Tagebücher von Erich Mühsam

Dies twitterte ich gestern, und da ich weiß, dass nicht alle meine Blogleser auch meine Tweets verfolgen, möchte ich die Tagebücher von Erich Mühsam auch im Blog vorstellen:

Mein Tweet zu den Mühsam-Tagebüchern

Schon der Anfang erinnert beinahe an den zögerlichen Start eines Blogs. Er kauft sich im Sommer 1910 ein leeres Heft und beschreibt es auf der ersten Seite mit den Worten: „Ich werde schwerlich jeden Tag zu Eintragungen kommen – und jedenfalls kaum je zu ausführlichen.“. Doch das sollte alles ganz anders kommen. 7.000 Seiten sind von dem, was er beschrieben hat, erhalten geblieben und sind nun online zugänglich. Abfragbar nach Stichworten, mit Register und Erläuterungen zu den schwer verständlichen Begriffen und zum Hintergrund.

Erich Mühsam. Foto: Wikipedia Eine Leseprobe aus den frühen Jahren, wo es unter anderem auch ums Geschäftliche ging.
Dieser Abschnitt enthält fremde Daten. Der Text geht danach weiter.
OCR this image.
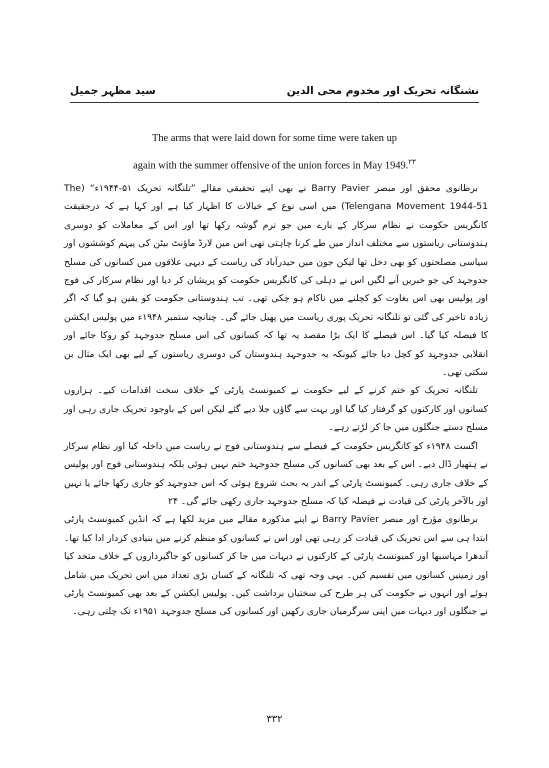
سید مظہر جمیل	نشنگانہ تحریک اور مخدوم محی الدین
The arms that were laid down for some time were taken up
again with the summer offensive of the union forces in May 1949.۲۳

برطانوی محقق اور مبصر Barry Pavier نے بھی اپنے تحقیقی مقالے ”تلنگانہ تحریک ۵۱-۱۹۴۴ء“ (The Telengana Movement 1944-51) میں اسی نوع کے خیالات کا اظہار کیا ہے اور کہا ہے کہ درحقیقت کانگریس حکومت نے نظام سرکار کے بارے میں جو نرم گوشہ رکھا تھا اور اس کے معاملات کو دوسری ہندوستانی ریاستوں سے مختلف انداز میں طے کرنا چاہتی تھی اس میں لارڈ ماؤنٹ بیٹن کی پیہم کوششوں اور سیاسی مصلحتوں کو بھی دخل تھا لیکن جون میں حیدرآباد کی ریاست کے دیہی علاقوں میں کسانوں کی مسلح جدوجہد کی جو خبریں آنے لگیں اس نے دہلی کی کانگریس حکومت کو پریشان کر دیا اور نظام سرکار کی فوج اور پولیس بھی اس بغاوت کو کچلنے میں ناکام ہو چکی تھی۔ تب ہندوستانی حکومت کو یقین ہو گیا کہ اگر زیادہ تاخیر کی گئی تو تلنگانہ تحریک پوری ریاست میں پھیل جائے گی۔ چنانچہ ستمبر ۱۹۴۸ء میں پولیس ایکشن کا فیصلہ کیا گیا۔ اس فیصلے کا ایک بڑا مقصد یہ تھا کہ کسانوں کی اس مسلح جدوجہد کو روکا جائے اور انقلابی جدوجہد کو کچل دیا جائے کیونکہ یہ جدوجہد ہندوستان کی دوسری ریاستوں کے لیے بھی ایک مثال بن سکتی تھی۔

تلنگانہ تحریک کو ختم کرنے کے لیے حکومت نے کمیونسٹ پارٹی کے خلاف سخت اقدامات کیے۔ ہزاروں کسانوں اور کارکنوں کو گرفتار کیا گیا اور بہت سے گاؤں جلا دیے گئے لیکن اس کے باوجود تحریک جاری رہی اور مسلح دستے جنگلوں میں جا کر لڑتے رہے۔

اگست ۱۹۴۸ء کو کانگریس حکومت کے فیصلے سے ہندوستانی فوج نے ریاست میں داخلہ کیا اور نظام سرکار نے ہتھیار ڈال دیے۔ اس کے بعد بھی کسانوں کی مسلح جدوجہد ختم نہیں ہوئی بلکہ ہندوستانی فوج اور پولیس کے خلاف جاری رہی۔ کمیونسٹ پارٹی کے اندر یہ بحث شروع ہوئی کہ اس جدوجہد کو جاری رکھا جائے یا نہیں اور بالآخر پارٹی کی قیادت نے فیصلہ کیا کہ مسلح جدوجہد جاری رکھی جائے گی۔ ۲۴

برطانوی مؤرخ اور مبصر Barry Pavier نے اپنے مذکورہ مقالے میں مزید لکھا ہے کہ انڈین کمیونسٹ پارٹی ابتدا ہی سے اس تحریک کی قیادت کر رہی تھی اور اس نے کسانوں کو منظم کرنے میں بنیادی کردار ادا کیا تھا۔ آندھرا مہاسبھا اور کمیونسٹ پارٹی کے کارکنوں نے دیہات میں جا کر کسانوں کو جاگیرداروں کے خلاف متحد کیا اور زمینیں کسانوں میں تقسیم کیں۔ یہی وجہ تھی کہ تلنگانہ کے کسان بڑی تعداد میں اس تحریک میں شامل ہوئے اور انہوں نے حکومت کی ہر طرح کی سختیاں برداشت کیں۔ پولیس ایکشن کے بعد بھی کمیونسٹ پارٹی نے جنگلوں اور دیہات میں اپنی سرگرمیاں جاری رکھیں اور کسانوں کی مسلح جدوجہد ۱۹۵۱ء تک چلتی رہی۔

۳۳۲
Am 13. August 1913 schrieb Mühsam in sein Tagebuch:

Jetzt begann der Berliner Betrieb mit seiner Geschäftigkeit und Nervosität, erschwert immer wieder durch die bodenlose unerhörte Hitze, die uns schon ganz hat vergessen lassen, was Regen überhaupt ist. Lotte sah ich täglich im Café, und sie war nett und ungeheuer lieb mit mir, besonders wenn wir allein waren. Sonst durfte nichts Auffälliges geschehn, da Strich viele Freunde hat. – Ich war also draußen in Waidmannslust, am andern Tage suchte ich die Herren Eckert und Co (die Compagnie heißt Schwartzkopf) auf, und nun hatte ich mit der Bande genug zu tun. Es wurde geschachert und gehandelt, und das Ergebnis ist, daß ich jetzt einen Kontrakt in der Tasche habe, nach dem ich das Buch „Glaube, Liebe, Hoffnung“ an den Verlag für 500 Mk mit allen Rechten (außer dem Aufführungsrecht) abgebe. Leider erhalte ich erst 50 Mk, da die Gesellschaft einen großen Dalles zu haben scheint. Ich hörte zu, wie Schwartzkopf am Telefon einen Geldgeber bewegen wollte, für die Sache Geld zu lockern und wäre vor Lachen fast geborsten, wie er die Aussichten übertrieb, erlogene Zahlen nannte und dgl. – Ich betrachte das Geld als gefunden, da ich längst verzweifelt hatte, für die Arbeit noch mal Geld zu sehn. Von der Deutschen Montagszeitung holte ich mir 25 Mk, die, was ich garnicht wußte, für mich noch gut waren. Die 100 Mk vom alten Verlag des Blattes, hieß es, seien auch ganz sicher. Tant mieux.

Foto: Wikipedia

Der Freitag hat vollkommen recht, wenn er im Artikel Zurück im Hypertext schreibt: Literatur im Netz ist kein toter Hund.

Die Online-Edition von Chris Hirte und Conrad Piens in Kooperation mit dem Verbrecher Verlag Berlin ist ein tolles Projekt zur Bewahrung von Literatur. Von einer ganz persönlichen Literatur, die uns die fast 100 Jahre zurückliegende Zeit sehr erlebbar macht. Zum Lesen und Stöbern bitte hier entlang: Tagebücher von Erich Mühsam.

Update 10.7.2011: DRadio Kultur: Lebenschronik eines Anarchisten

Akribisch notiert Erich Mühsam Tag für Tag die Namen derer, die er täglich im Stammlokal der Bohème, der Torggelstube, angetroffen hat. Es ist ein Who is Who der damaligen Kulturszene, das dort verkehrt: Wedekind, Feuchtwanger, Fridell, Roda-Roda, Waldau, Oppenheimer, Moissi, Thoma. Und Mühsam kennt sie alle, wird von allen gekannt. Auch wenn sein beruflicher Erfolg als bekennender Anarchist im ausgehenden Kaiserreich gebremst ist und er dem Tagebuch regelmäßig seine permanenten Geldnöte klagt.

3 Kommentare zu „Tagebücher von Erich Mühsam“

  1. Mal wieder: Danke für den doppelten Hinweis. Hab gestern Twitter nicht verfolgen können und hätte sonst den Hinweis vermutlich verpasst. Sehr spannend dieses Projekt, hab mich auch schon etwas festgebissen bzw. festgelesen!

  2. Auch ich danke für den Hinweis! Erst der Blogeintrag hat mir gezeigt was für eine Perle sich hinter dem Link zu verbergen scheint. Ein wahres Kleinod für den Geschichtsunterricht.